Ecco perché è cruciale distinguere tra una vittoria tattica e una strategica. Quella di lunedì è stata una zampata, non un’inversione di tendenza. È bastato che Blackburn si rendesse conto che la deroga sulla sicurezza dei minori era meno solida del previsto per far crollare tutto. Se domani si presenta una nuova proposta che impone una moratoria più snella, focalizzata su un tipo di regolamentazione “esistenziale” in stile SB-1047, è probabile che passi senza troppi problemi. Perché la politica non sta bocciando la moratoria per difendere la regolamentazione dell’IA. La sta bocciando perché interferisce con i suoi cavalli di battaglia.

E infatti, mentre ancora si festeggiava l’affossamento della moratoria, il deputato Brett Guthrie dichiarava pubblicamente che intende comunque perseguire la preemption federale, un’operazione chirurgica per neutralizzare ogni legge statale sull’intelligenza artificiale. Tradotto: uniformare le regole per renderle il più permissive possibile. Cruz, dal canto suo, ha già detto che l’idea non è morta, solo in pausa. E come insegna ogni serie TV mediocre, una pausa non è mai un addio. È solo una scusa per riscrivere la sceneggiatura in modo più digeribile.
Il fatto è che l’ecosistema AI safety, per quanto animato da buone intenzioni e supportato da cervelli brillanti, continua ad arrancare nel campo della politica reale. Troppo spesso si presenta come un think tank elitario che parla di “superalignment” e “recursive self-improvement” a senatori che ancora usano Internet Explorer.

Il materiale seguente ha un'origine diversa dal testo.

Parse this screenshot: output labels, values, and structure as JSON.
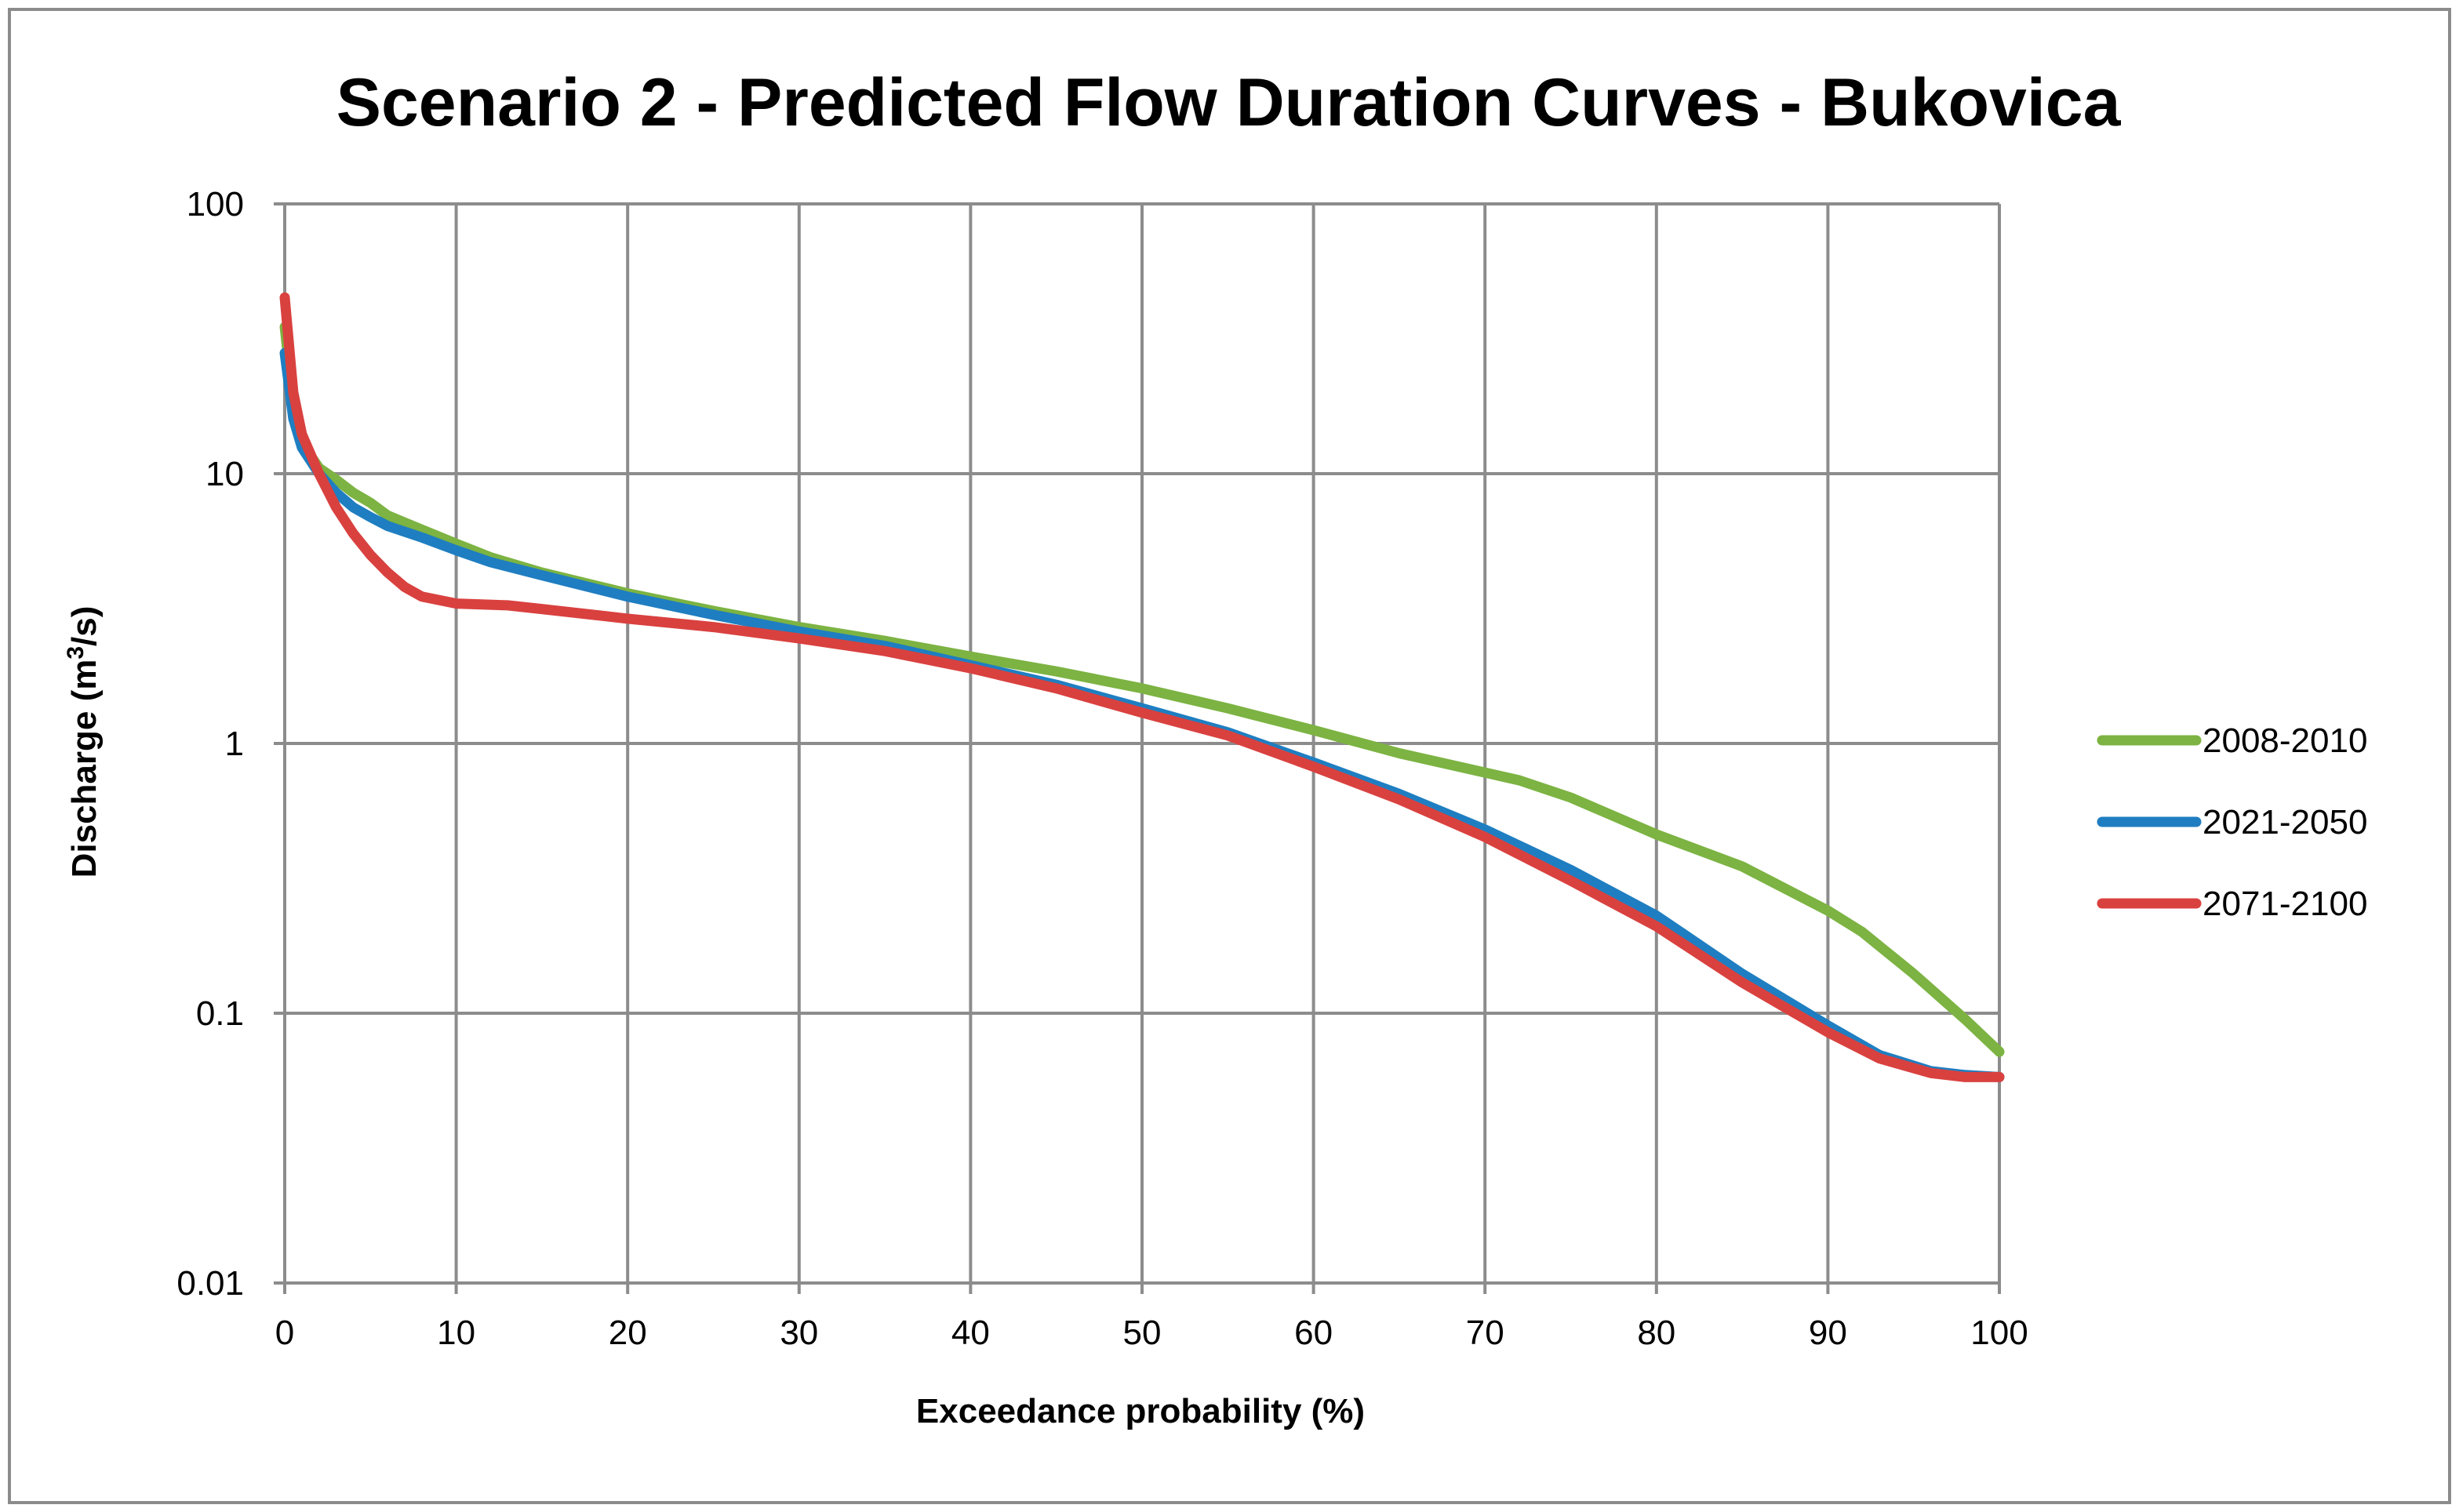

Troppo distante dai problemi percepiti come urgenti dall’opinione pubblica. Troppo dipendente da alleanze effimere con gruppi che condividono obiettivi di breve periodo ma che divergeranno inevitabilmente su qualsiasi questione di lungo termine. La stessa LawAI, cruciale in questa battaglia, ha vinto non parlando di AGI, ma dimostrando che la legge scritta non faceva ciò che prometteva. Un’analisi fredda, tecnica, pragmatica. Forse è questa la lezione da imparare.
Non ci sarà mai una maggioranza bipartisan per regolamentare l’IA a partire da rischi futuristici. Non nel clima culturale americano attuale, in cui ogni proposta normativa viene letta prima con la lente dell’ideologia e poi, forse, con quella del buon senso. L’unica chance per l’AI safety di ottenere risultati è ancorarsi a battaglie concrete, viscerali, e comunicabili. Sì, è triste che serva invocare la pornografia infantile per ottenere attenzione. Ma è la realtà.
Ssiamo solo all’inizio perché se il primo atto è stato questo circo, i prossimi rischiano di essere ancora più surreali. La regolamentazione dell’intelligenza artificiale in America non sarà né razionale né lineare. Sarà una guerra di trincea, fatta di compromessi fragili, pressioni last-minute e colpi di teatro.
Chi crede nella sicurezza dell’intelligenza artificiale farebbe bene a prepararsi a combattere con le armi del nemico: storytelling emotivo, lobbying spietato, e un vocabolario che parli alla pancia, non al quoziente intellettivo. Fino ad allora, ogni vittoria sarà solo una parentesi tra due sconfitte.